Anton nudged a rock with his hob-nailed boot, it was a curiously regular geometric shape. When Anton got another job, he meant to gather up many of these things in a wheelbarrow and begin to build a chest set in with shards of bottles, pebbles and funny bits of metal. Later, Anton meant to build a cottage. He could do it, he could save some pennies from each pay toward a piece of land. Anton's toe turned up a bright red pebble. He put it into his pocket. Could a house grow from this? In the old country they believed all kinds of things. If Anton's Teta Hana were here she would probably say to put that rock in a tub of water, say the right words over it and-poof-a house would grow there. On second thought she wasn't all that stupid. Stories like this were what Teta Hana used to say when she wanted Anton to open his mouth. He would listen to her, gaping like a cod, and she would dump some foul-tasting oil down his throat. It always worked, too.
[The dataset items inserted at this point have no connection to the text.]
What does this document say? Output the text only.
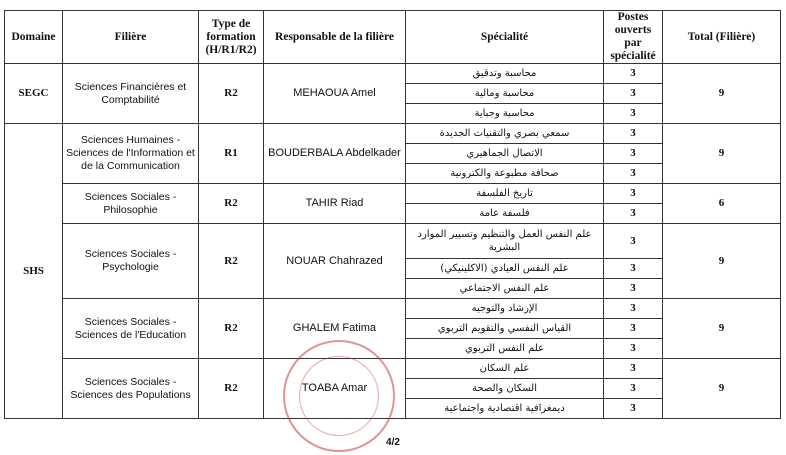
Domaine	Filière	Type de formation (H/R1/R2)	Responsable de la filière	Spécialité	Postes ouverts par spécialité	Total (Filière)
SEGC	Sciences Financières et Comptabilité	R2	MEHAOUA Amel	محاسبة وتدقيق	3	9
				محاسبة ومالية	3	
				محاسبة وجباية	3	
SHS	Sciences Humaines - Sciences de l'Information et de la Communication	R1	BOUDERBALA Abdelkader	سمعي بصري والتقنيات الجديدة	3	9
				الاتصال الجماهيري	3	
				صحافة مطبوعة والكترونية	3	
	Sciences Sociales - Philosophie	R2	TAHIR Riad	تاريخ الفلسفة	3	6
				فلسفة عامة	3	
	Sciences Sociales - Psychologie	R2	NOUAR Chahrazed	علم النفس العمل والتنظيم وتسيير الموارد البشرية	3	9
				علم النفس العيادي (الاكلينيكي)	3	
				علم النفس الاجتماعي	3	
	Sciences Sociales - Sciences de l'Education	R2	GHALEM Fatima	الإرشاد والتوجيه	3	9
				القياس النفسي والتقويم التربوي	3	
				علم النفس التربوي	3	
	Sciences Sociales - Sciences des Populations	R2	TOABA Amar	علم السكان	3	9
				السكان والصحة	3	
				ديمغرافية اقتصادية واجتماعية	3	
4/2
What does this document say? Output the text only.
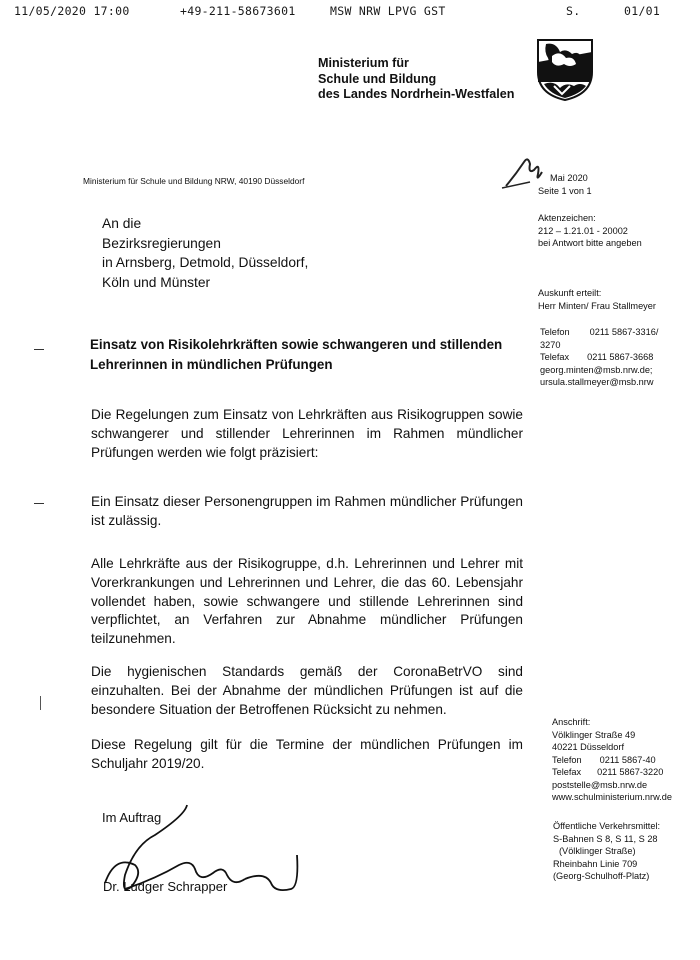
11/05/2020 17:00	+49-211-58673601	MSW NRW LPVG GST	S.	01/01
Ministerium für
Schule und Bildung
des Landes Nordrhein-Westfalen
Ministerium für Schule und Bildung NRW, 40190 Düsseldorf	Mai 2020
Seite 1 von 1
An die
Bezirksregierungen
in Arnsberg, Detmold, Düsseldorf,
Köln und Münster
Aktenzeichen:
212 – 1.21.01 - 20002
bei Antwort bitte angeben
Auskunft erteilt:
Herr Minten/ Frau Stallmeyer
Telefon 0211 5867-3316/
3270
Telefax 0211 5867-3668
georg.minten@msb.nrw.de;
ursula.stallmeyer@msb.nrw
Einsatz von Risikolehrkräften sowie schwangeren und stillenden
Lehrerinnen in mündlichen Prüfungen
Die Regelungen zum Einsatz von Lehrkräften aus Risikogruppen sowie schwangerer und stillender Lehrerinnen im Rahmen mündlicher Prüfungen werden wie folgt präzisiert:
Ein Einsatz dieser Personengruppen im Rahmen mündlicher Prüfungen ist zulässig.
Alle Lehrkräfte aus der Risikogruppe, d.h. Lehrerinnen und Lehrer mit Vorerkrankungen und Lehrerinnen und Lehrer, die das 60. Lebensjahr vollendet haben, sowie schwangere und stillende Lehrerinnen sind verpflichtet, an Verfahren zur Abnahme mündlicher Prüfungen teilzunehmen.
Die hygienischen Standards gemäß der CoronaBetrVO sind einzuhalten. Bei der Abnahme der mündlichen Prüfungen ist auf die besondere Situation der Betroffenen Rücksicht zu nehmen.
Diese Regelung gilt für die Termine der mündlichen Prüfungen im Schuljahr 2019/20.
Im Auftrag
Dr. Ludger Schrapper
Anschrift:
Völklinger Straße 49
40221 Düsseldorf
Telefon 0211 5867-40
Telefax 0211 5867-3220
poststelle@msb.nrw.de
www.schulministerium.nrw.de
Öffentliche Verkehrsmittel:
S-Bahnen S 8, S 11, S 28
(Völklinger Straße)
Rheinbahn Linie 709
(Georg-Schulhoff-Platz)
Anton was growing more disgusted with himself when he got back to the tenement and watched his mother and sisters sewing at the usual coats. He hung his vest on a peg and walked over to the little cooking gas jet. Smells of cabbage. Anton lifted the lid. No meat. He placed the blue lid back on the pot. A trapezoid of sun hung on the wall in front of Anton's face. The quizzical shape seemed to be asking to be interpreted. Make sense of this, said the shape to Anton. He knew that he was doing it again. He had no right to think about shapes the afternoon sun made. Wasn't his stomach empty as it was every day? Empty. Yet here was Anton, the man of the household, looking at shadows and lights on the walls! He turned his eyes sidewards at his mother, who was bent over her cloak, stitching and straining her eyes after the last rays of the day's free light. Anton made a wry mouth. Shrugged. In the morning he would go out again. If he couldn't work as a tilesetter, he would work at anything. What had that fellow said? Bouncer. Why not? Anton was big enough. He would go be a bouncer.